Abbot, George (1603-1648) (DNB00)
ABBOT, GEORGE (1603–1648), religious writer, has been persistently mistaken for other George Abbots. He is invariably described as a clergyman, which he never was, and as son of Sir Maurice (or Morris) Abbot, who had indeed a son George, but not this George. Similarly, in the bibliographical authorities, he is erroneously designated nephew of George (Abbot), archbishop of Canterbury. He was of a different family from both Sir Maurice Abbot and the archbishop. This George Abbot was son or grandson—it is not clear which—of Sir Thomas Abbot, knight, of Easington, East Yorkshire, and was born there in 1603–4, his mother (or grandmother) being of the ancient house of Pickering.
Of his early, as of his later education, nothing has been transmitted. Whilst his writings evidence ripe and varied scholarship and culture on somewhat out-of-the-way lines, e.g. Hebrew and patristic—there is no record of academic training.
He married a daughter of the once famous Colonel Purefoy of Caldecote, Warwickshire: and as the inscription on his tomb—still extant there—tells us, he bravely held the manorhouse against the Princes Rupert and Maurice during the great civil war.
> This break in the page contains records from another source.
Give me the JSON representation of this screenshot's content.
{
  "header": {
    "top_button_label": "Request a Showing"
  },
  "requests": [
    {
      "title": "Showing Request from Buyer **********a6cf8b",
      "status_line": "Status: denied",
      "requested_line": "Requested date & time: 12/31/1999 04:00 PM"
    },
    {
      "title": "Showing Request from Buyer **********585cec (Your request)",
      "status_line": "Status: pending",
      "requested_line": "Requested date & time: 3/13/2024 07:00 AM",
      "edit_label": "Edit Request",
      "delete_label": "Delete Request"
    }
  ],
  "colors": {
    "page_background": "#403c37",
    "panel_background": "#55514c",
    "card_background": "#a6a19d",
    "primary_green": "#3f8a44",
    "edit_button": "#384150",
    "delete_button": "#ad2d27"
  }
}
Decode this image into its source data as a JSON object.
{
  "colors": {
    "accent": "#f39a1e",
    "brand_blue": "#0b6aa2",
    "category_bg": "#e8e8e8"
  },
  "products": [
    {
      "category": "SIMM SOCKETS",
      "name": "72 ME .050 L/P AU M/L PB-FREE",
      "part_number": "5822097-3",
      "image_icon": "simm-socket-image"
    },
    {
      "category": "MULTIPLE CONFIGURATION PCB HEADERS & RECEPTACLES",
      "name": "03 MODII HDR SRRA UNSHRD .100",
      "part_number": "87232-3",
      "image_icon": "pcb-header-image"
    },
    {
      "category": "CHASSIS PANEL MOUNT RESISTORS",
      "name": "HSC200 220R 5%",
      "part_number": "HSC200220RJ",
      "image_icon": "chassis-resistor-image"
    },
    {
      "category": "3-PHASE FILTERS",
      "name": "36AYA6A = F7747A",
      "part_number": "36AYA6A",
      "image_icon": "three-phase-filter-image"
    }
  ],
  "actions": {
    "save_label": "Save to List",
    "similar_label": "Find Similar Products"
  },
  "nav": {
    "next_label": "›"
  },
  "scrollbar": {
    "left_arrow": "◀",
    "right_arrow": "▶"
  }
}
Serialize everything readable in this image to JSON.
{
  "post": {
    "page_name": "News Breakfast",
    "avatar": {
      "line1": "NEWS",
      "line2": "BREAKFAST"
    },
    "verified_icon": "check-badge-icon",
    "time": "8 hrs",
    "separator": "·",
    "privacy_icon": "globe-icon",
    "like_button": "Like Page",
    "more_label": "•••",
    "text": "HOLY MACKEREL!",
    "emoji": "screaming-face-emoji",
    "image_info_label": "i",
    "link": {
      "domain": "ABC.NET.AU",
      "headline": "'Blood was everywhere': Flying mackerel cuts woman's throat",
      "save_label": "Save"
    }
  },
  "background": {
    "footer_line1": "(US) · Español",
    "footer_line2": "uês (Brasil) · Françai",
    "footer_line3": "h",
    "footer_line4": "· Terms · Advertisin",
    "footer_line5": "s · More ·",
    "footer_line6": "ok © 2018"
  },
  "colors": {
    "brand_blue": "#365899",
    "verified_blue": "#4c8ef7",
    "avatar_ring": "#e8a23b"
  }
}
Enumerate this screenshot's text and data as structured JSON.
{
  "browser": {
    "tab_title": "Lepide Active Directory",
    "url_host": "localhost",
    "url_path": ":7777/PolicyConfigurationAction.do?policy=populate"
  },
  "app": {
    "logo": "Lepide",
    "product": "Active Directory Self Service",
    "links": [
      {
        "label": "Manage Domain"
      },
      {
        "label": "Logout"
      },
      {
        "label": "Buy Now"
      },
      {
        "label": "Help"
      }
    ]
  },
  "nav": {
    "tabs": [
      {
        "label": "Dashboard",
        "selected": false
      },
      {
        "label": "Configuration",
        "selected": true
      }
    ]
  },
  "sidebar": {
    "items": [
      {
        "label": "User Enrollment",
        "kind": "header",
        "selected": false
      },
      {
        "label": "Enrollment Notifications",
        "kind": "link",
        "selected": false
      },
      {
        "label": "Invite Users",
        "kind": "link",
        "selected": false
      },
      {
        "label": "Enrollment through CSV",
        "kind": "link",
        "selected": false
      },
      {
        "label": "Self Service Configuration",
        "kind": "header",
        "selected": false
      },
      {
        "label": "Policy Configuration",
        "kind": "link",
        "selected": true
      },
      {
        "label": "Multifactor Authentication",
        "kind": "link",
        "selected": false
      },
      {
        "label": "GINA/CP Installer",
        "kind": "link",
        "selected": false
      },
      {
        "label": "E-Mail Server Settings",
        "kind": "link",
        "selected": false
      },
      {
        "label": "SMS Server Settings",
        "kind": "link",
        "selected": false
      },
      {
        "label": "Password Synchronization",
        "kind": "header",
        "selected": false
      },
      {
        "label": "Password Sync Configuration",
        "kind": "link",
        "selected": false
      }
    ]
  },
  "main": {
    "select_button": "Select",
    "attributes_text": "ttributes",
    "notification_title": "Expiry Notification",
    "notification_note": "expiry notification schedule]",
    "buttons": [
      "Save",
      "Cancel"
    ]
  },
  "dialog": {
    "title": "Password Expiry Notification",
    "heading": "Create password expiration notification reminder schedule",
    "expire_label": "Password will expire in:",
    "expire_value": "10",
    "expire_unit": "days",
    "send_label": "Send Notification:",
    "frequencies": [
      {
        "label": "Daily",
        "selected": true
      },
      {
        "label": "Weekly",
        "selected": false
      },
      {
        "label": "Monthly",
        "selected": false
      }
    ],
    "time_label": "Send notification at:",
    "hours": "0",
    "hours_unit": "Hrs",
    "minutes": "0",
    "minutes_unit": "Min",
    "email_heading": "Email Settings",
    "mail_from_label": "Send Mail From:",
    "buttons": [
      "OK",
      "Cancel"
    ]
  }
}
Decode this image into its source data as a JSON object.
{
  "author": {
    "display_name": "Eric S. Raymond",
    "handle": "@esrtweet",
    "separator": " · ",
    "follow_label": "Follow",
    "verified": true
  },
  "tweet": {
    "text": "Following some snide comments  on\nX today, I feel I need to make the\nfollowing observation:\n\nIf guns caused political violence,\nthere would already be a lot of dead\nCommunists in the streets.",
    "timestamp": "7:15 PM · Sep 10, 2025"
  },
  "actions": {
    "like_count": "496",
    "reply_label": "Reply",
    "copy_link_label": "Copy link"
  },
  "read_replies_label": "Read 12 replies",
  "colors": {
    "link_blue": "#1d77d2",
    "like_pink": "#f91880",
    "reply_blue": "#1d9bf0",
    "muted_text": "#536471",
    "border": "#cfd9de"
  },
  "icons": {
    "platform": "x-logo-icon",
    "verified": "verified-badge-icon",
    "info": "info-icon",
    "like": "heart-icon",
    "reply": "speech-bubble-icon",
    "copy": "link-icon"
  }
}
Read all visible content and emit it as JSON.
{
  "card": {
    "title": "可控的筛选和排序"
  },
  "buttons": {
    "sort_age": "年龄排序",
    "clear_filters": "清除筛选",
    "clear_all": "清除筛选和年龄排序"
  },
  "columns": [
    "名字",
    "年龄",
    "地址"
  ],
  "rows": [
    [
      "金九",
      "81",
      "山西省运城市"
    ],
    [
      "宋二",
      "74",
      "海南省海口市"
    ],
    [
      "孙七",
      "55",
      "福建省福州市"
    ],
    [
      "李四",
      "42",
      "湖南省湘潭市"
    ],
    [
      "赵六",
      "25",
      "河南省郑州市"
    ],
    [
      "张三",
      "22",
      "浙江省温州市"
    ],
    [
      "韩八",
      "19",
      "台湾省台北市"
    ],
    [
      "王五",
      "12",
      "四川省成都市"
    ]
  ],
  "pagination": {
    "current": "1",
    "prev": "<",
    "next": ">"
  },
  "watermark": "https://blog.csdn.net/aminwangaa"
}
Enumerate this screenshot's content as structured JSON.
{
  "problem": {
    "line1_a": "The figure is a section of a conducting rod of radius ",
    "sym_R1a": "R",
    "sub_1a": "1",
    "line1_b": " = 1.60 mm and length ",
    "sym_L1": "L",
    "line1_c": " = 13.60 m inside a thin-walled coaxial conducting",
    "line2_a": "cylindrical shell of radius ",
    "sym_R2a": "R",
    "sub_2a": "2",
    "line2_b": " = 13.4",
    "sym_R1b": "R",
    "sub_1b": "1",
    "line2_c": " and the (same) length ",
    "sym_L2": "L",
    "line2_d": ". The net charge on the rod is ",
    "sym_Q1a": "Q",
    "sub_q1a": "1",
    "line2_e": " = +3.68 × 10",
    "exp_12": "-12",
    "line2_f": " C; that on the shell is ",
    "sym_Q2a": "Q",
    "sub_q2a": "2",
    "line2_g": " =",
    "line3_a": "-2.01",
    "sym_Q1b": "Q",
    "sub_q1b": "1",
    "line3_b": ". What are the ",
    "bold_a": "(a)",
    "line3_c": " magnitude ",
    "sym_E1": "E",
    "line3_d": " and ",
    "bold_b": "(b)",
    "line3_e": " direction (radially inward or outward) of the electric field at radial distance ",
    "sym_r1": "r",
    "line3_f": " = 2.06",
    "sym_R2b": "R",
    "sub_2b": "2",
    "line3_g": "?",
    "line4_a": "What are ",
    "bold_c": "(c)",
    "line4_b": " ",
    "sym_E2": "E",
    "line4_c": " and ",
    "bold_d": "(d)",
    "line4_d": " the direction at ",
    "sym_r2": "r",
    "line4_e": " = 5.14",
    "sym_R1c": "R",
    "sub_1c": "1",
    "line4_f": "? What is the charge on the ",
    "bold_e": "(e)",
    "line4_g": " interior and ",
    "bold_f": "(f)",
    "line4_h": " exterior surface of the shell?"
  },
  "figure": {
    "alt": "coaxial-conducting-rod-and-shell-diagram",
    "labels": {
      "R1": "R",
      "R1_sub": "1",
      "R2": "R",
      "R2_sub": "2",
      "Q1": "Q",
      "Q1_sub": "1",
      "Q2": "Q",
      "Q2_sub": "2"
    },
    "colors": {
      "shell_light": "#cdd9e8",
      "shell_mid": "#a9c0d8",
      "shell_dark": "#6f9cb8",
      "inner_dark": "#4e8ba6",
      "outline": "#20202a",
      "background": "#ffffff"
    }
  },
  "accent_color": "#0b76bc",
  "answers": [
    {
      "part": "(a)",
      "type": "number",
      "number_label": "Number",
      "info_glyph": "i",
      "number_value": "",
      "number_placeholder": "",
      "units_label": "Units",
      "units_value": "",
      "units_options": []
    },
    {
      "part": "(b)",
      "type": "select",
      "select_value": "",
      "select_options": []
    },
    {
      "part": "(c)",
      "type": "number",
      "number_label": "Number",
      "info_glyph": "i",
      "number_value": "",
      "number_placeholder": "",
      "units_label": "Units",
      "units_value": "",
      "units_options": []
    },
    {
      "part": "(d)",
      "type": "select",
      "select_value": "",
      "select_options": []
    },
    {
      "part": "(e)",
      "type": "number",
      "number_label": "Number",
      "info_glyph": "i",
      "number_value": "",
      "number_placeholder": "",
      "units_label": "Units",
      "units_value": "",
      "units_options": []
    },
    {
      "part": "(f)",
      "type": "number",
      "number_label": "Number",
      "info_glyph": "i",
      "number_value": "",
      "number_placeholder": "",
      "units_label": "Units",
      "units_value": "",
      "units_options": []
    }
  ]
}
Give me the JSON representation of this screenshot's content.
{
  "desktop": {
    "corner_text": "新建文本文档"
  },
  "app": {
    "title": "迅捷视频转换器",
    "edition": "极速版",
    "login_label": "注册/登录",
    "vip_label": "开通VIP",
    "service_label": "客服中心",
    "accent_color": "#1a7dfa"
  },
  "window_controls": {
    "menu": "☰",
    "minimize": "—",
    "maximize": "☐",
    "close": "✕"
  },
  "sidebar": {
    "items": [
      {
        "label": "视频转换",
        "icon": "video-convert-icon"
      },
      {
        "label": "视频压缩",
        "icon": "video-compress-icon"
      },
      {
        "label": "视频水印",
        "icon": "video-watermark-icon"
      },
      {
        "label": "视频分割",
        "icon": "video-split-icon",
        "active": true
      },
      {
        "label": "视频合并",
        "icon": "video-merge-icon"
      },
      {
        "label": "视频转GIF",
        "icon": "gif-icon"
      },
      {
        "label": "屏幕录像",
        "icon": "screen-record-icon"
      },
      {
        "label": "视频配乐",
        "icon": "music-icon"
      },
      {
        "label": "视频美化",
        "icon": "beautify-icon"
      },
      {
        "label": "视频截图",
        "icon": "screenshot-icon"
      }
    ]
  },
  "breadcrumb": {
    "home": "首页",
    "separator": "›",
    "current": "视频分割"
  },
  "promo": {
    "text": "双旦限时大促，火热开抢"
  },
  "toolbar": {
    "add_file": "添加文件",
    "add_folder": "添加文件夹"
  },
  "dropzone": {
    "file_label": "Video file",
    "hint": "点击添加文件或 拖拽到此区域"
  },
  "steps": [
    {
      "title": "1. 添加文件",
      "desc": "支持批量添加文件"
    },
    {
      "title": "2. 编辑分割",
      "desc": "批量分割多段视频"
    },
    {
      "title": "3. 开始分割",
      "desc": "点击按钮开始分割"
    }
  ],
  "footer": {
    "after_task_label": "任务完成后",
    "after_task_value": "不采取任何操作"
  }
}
As a layman and nevertheless a theologian and scholar of original capacity and remarkable attainments, he holds a unique place in the literature of the period. His ‘Whole Book of Job Paraphrased, or made easy for any to understand’ (1640, 4to), is in striking contrast with the prolixity of contemporary commentators and expositors. His ‘Vindiciæ Sabbathi’ (1641) had a deep and permanent influence in the long Sabbatarian controversy. His ‘Brief Notes upon the whole Book of Psalms’ (1651, 4to), as its date shows, was posthumous. He died 2 Feb. 1648.